El dirigente social Martín Guzmán resaltó que el pacto, firmado tras seis meses de trabajo conjunto, incluye compensaciones duplicadas respecto a ofertas anteriores, obras sociales prioritarias, garantías ambientales y un sistema permanente de seguimiento con acompañamiento de la Defensoría del Pueblo y el Obispado de La Vega.
Entre las obras contempladas figuran un nuevo cementerio, destacamento de seguridad, espacios públicos, así como mecanismos para proteger fuentes de agua y asegurar servicios básicos en las nuevas zonas de residencia.
La firma se realizó con participación activa de 23 líderes comunitarios, bajo la supervisión del Ministerio de Energía y Minas, que actuó como garante institucional del proceso, junto al obispo Carlos Morel Diplán y la Defensora del Pueblo.
“Fue un proceso complejo, pero evitamos una escalada de conflictos y logramos una salida dialogada que preserva las garantías básicas de nuestras comunidades”, expresó Manuel Severino, firmante por Tres Bocas.
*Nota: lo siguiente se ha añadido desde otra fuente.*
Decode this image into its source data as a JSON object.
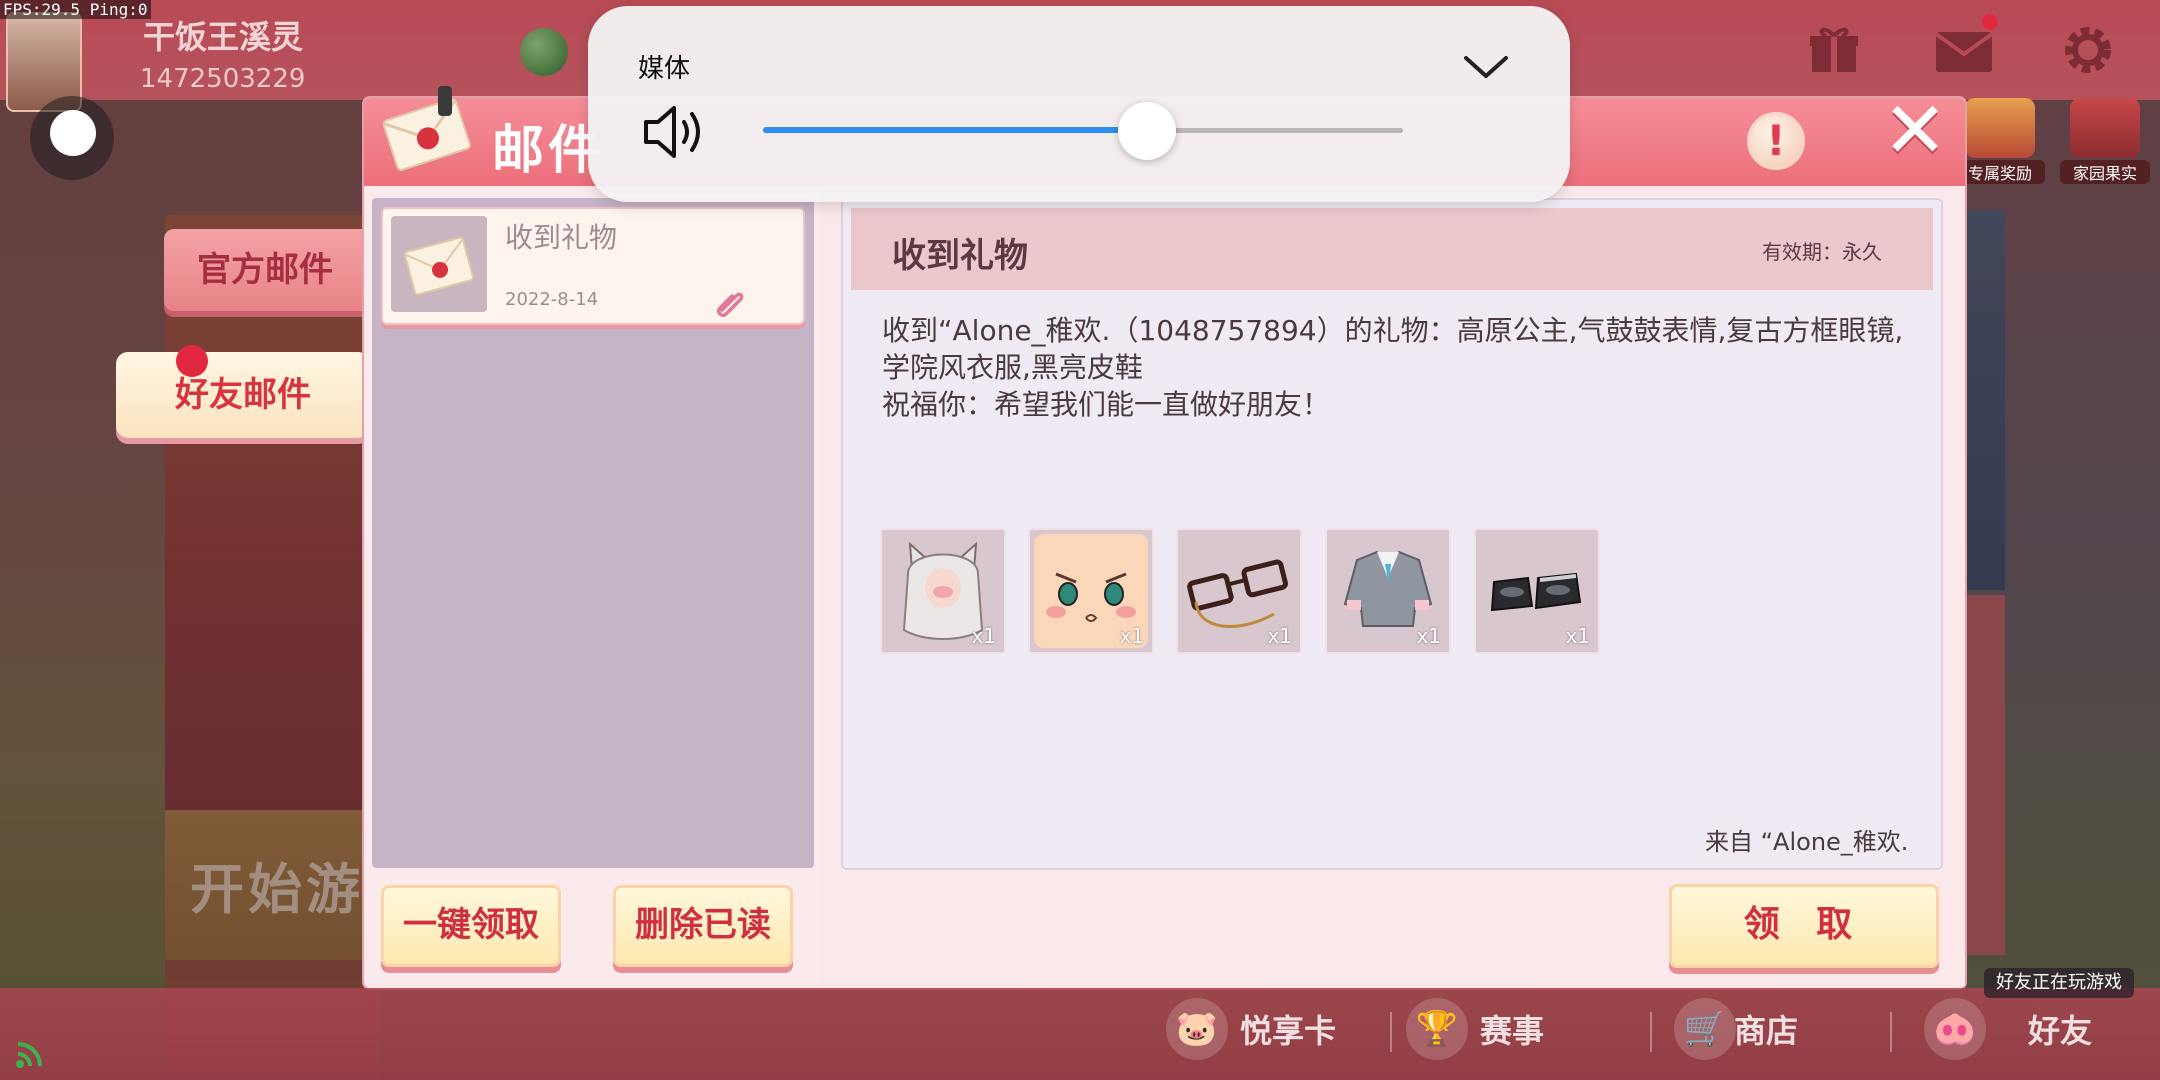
{
  "debug": {
    "fps_text": "FPS:29.5  Ping:0"
  },
  "player": {
    "name": "干饭王溪灵",
    "id": "1472503229"
  },
  "top_rewards": [
    {
      "label": "专属奖励"
    },
    {
      "label": "家园果实"
    }
  ],
  "background": {
    "start_game_text": "开始游"
  },
  "mail": {
    "title": "邮件",
    "tabs": {
      "official": "官方邮件",
      "friend": "好友邮件"
    },
    "list": [
      {
        "title": "收到礼物",
        "date": "2022-8-14",
        "has_attachment": true
      }
    ],
    "buttons": {
      "claim_all": "一键领取",
      "delete_read": "删除已读",
      "claim": "领 取"
    },
    "detail": {
      "title": "收到礼物",
      "validity": "有效期：永久",
      "message": "收到“Alone_稚欢.（1048757894）的礼物：高原公主,气鼓鼓表情,复古方框眼镜,学院风衣服,黑亮皮鞋\n祝福你：希望我们能一直做好朋友！",
      "items": [
        {
          "icon": "white-cat-ear-hair",
          "count": "x1"
        },
        {
          "icon": "pouting-face",
          "count": "x1"
        },
        {
          "icon": "retro-square-glasses",
          "count": "x1"
        },
        {
          "icon": "school-uniform",
          "count": "x1"
        },
        {
          "icon": "black-shoes",
          "count": "x1"
        }
      ],
      "from": "来自 “Alone_稚欢."
    }
  },
  "bottom_nav": [
    {
      "label": "悦享卡",
      "icon": "pig-icon"
    },
    {
      "label": "赛事",
      "icon": "trophy-icon"
    },
    {
      "label": "商店",
      "icon": "cart-icon"
    },
    {
      "label": "好友",
      "icon": "friend-pig-icon"
    }
  ],
  "friends_playing": "好友正在玩游戏",
  "volume": {
    "label": "媒体",
    "level": 0.6
  },
  "colors": {
    "accent_pink": "#ec6f7b",
    "button_text": "#d02f3f",
    "slider_blue": "#2f8ff0"
  }
}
Martín Guzmán destacó que si bien se trata de un avance importante, ahora inicia una fase crítica de implementación, que exige continuidad institucional más allá de cambios de autoridades.
“Este acuerdo no es perfecto, pero representa una base real sobre la cual podemos construir una transición más digna y con participación activa de nuestra gente”, enfatizó Guzmán.
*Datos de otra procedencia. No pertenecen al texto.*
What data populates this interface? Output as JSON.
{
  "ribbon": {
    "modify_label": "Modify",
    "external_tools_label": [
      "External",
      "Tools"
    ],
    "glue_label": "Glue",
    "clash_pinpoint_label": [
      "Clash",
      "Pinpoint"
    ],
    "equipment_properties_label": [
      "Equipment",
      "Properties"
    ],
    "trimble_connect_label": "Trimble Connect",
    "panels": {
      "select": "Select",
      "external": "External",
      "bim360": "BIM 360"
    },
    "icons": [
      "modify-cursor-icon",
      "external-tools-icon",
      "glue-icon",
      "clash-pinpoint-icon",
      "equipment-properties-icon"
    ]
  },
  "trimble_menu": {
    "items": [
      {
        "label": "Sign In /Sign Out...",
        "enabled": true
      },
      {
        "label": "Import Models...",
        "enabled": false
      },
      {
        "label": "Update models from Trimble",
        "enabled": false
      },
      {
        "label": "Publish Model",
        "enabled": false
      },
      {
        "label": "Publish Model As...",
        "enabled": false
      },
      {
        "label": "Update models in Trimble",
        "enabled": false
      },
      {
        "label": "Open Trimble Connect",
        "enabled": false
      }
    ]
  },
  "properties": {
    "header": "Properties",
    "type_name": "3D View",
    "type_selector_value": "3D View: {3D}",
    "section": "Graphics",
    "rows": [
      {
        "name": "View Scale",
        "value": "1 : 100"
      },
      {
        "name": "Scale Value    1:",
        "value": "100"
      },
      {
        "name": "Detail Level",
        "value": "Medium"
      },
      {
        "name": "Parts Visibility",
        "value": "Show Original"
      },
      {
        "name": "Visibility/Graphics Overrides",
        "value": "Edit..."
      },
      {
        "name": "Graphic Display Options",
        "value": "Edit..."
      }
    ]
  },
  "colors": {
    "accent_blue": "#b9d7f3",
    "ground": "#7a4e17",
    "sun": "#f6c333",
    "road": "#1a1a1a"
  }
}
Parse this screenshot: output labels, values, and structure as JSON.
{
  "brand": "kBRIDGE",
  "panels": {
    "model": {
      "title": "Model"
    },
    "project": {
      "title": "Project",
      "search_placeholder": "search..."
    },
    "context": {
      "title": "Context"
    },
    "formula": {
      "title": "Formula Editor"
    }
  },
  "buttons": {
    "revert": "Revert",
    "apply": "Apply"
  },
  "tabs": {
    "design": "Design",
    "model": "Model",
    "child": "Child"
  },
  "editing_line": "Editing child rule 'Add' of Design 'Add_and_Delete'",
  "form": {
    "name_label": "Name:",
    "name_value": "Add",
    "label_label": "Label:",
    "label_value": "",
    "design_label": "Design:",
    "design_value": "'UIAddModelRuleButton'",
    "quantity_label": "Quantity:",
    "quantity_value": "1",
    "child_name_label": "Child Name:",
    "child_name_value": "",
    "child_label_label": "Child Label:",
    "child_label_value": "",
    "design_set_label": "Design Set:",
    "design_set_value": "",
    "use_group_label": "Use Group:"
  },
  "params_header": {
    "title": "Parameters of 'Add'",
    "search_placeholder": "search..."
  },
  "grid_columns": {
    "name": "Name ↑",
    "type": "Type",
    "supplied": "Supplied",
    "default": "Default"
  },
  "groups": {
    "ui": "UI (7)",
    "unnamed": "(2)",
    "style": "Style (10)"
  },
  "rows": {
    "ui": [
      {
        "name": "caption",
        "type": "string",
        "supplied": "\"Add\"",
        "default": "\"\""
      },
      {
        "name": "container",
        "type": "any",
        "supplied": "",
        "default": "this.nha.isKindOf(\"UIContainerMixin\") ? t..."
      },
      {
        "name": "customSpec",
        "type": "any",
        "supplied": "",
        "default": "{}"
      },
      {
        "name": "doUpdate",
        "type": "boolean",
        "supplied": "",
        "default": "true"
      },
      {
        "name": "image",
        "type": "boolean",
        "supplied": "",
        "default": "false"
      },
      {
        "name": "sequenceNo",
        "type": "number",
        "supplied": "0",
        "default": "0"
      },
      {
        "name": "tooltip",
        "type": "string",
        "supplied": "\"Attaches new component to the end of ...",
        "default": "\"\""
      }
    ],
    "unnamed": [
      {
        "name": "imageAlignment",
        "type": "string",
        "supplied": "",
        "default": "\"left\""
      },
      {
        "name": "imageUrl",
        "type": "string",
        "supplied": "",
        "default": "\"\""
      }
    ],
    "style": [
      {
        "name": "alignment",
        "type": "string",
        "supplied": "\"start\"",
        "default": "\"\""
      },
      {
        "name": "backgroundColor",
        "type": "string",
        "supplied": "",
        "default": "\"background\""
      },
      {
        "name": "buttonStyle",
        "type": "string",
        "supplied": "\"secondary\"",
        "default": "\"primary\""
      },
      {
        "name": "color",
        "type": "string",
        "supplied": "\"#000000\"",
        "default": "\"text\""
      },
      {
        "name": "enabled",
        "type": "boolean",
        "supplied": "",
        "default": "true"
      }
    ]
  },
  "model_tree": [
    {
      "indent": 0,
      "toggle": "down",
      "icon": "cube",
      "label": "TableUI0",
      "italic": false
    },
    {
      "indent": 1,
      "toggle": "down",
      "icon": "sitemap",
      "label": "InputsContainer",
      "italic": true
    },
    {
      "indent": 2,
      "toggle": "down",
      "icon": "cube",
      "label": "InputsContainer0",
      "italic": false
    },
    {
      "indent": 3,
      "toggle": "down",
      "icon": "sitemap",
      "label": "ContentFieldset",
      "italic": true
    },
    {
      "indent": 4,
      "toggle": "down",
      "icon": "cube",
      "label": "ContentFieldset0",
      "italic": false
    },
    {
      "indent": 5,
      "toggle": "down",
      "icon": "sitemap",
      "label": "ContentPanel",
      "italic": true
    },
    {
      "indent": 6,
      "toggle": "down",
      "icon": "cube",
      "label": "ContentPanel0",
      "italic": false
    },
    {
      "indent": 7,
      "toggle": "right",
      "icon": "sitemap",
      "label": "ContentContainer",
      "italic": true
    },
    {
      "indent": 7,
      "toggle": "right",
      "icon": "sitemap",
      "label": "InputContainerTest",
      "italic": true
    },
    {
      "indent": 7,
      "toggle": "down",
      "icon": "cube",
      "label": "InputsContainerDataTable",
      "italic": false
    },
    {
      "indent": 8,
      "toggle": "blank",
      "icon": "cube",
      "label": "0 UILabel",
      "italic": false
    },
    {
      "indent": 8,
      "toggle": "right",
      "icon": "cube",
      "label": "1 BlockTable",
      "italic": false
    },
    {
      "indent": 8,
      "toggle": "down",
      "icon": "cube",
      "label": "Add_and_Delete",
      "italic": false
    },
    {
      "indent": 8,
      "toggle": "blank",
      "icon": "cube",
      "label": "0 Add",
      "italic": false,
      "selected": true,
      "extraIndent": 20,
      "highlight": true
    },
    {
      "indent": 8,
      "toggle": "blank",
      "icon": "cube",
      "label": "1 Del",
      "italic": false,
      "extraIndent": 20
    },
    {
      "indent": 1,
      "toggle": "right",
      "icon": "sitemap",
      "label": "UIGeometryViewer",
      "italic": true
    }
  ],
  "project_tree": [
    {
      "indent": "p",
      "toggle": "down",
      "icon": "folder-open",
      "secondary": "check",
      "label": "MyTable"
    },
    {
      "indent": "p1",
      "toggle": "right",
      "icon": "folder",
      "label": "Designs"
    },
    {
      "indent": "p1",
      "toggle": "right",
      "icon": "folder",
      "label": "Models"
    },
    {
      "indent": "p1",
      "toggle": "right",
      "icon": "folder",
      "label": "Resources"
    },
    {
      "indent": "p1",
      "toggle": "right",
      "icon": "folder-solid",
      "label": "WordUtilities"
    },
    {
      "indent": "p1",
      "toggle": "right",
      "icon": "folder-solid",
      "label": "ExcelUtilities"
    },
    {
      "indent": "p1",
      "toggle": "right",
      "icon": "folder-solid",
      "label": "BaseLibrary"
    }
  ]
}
Un elemento clave será la instalación de una oficina de seguimiento comunitario en Arroyo Vuelta, con presencia constante para monitorear la ejecución de cada etapa del acuerdo. Esta estructura funcionará con el acompañamiento de la Iglesia y la sociedad civil organizada.
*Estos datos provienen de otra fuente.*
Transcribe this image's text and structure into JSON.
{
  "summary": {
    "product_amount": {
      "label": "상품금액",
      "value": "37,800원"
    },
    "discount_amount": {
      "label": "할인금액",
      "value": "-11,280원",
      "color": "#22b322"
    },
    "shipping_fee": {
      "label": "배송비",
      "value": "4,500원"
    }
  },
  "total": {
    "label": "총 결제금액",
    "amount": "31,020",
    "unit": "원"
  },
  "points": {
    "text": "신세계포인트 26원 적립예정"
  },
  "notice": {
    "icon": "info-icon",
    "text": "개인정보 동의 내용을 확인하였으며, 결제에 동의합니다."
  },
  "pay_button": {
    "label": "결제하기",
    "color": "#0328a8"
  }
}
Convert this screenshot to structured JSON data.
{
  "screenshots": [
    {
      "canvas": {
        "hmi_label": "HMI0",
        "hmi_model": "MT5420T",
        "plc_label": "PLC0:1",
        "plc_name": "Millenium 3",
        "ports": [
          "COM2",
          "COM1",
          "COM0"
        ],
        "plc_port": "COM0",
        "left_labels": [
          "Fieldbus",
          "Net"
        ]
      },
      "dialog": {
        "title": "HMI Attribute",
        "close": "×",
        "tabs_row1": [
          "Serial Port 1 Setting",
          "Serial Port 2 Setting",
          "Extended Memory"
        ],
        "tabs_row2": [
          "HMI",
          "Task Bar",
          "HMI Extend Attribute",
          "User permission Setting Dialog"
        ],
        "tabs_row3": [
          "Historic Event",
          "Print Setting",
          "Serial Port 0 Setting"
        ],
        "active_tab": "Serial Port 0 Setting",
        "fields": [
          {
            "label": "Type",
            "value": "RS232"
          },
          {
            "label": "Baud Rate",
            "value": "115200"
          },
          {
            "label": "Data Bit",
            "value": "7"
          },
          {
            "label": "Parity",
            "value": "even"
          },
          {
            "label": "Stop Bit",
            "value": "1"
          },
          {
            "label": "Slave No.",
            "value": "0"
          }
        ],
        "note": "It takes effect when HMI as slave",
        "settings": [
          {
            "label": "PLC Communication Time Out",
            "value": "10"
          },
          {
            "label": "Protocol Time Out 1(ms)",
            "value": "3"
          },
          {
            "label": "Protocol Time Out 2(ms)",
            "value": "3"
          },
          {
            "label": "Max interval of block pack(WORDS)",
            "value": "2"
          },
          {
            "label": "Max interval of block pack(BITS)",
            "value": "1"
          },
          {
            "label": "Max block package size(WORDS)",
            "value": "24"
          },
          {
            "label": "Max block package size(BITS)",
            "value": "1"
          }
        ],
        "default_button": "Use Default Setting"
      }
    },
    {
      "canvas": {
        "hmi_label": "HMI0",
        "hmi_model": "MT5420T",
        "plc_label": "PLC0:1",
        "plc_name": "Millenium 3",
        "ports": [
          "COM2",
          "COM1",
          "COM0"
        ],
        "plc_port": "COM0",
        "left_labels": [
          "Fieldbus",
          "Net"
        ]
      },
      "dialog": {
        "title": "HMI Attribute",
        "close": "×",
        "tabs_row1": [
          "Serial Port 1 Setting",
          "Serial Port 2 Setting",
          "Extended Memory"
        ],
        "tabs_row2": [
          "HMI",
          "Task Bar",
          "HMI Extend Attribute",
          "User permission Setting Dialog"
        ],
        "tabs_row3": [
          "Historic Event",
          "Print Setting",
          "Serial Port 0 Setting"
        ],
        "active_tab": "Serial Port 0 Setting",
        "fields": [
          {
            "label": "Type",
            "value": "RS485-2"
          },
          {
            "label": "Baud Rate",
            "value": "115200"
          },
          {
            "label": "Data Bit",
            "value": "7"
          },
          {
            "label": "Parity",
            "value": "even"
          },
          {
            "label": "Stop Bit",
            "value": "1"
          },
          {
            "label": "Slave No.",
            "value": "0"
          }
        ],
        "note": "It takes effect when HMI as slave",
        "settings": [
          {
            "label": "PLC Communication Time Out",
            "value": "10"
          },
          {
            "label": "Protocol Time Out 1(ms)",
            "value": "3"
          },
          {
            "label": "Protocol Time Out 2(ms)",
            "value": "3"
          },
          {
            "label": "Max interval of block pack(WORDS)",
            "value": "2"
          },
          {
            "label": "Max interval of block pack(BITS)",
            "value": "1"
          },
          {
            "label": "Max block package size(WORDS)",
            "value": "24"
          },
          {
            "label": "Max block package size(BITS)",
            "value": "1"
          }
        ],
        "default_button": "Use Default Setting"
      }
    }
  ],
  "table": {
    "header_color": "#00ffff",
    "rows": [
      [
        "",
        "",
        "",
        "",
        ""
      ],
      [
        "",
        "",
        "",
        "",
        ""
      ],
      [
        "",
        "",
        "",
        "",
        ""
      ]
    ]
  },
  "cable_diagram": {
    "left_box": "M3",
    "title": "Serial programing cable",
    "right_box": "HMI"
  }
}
Los dirigentes coincidieron en valorar el rol protagónico de las comunidades, que mantuvieron su unidad durante la negociación y lograron mejoras significativas frente a las propuestas iniciales.
El Ministerio de Energía y Minas, por su parte, reiteró su compromiso con el cumplimiento del acuerdo, en tanto los líderes comunitarios instaron a que ese respaldo sea parte de una estructura de Estado estable y no dependiente de voluntades individuales.
El proceso, iniciado en medio de tensiones sociales y ambientales, ha derivado en un modelo de solución participativa y verificable, que podría convertirse en referencia nacional para otros procesos de reasentamiento y diálogo territorial.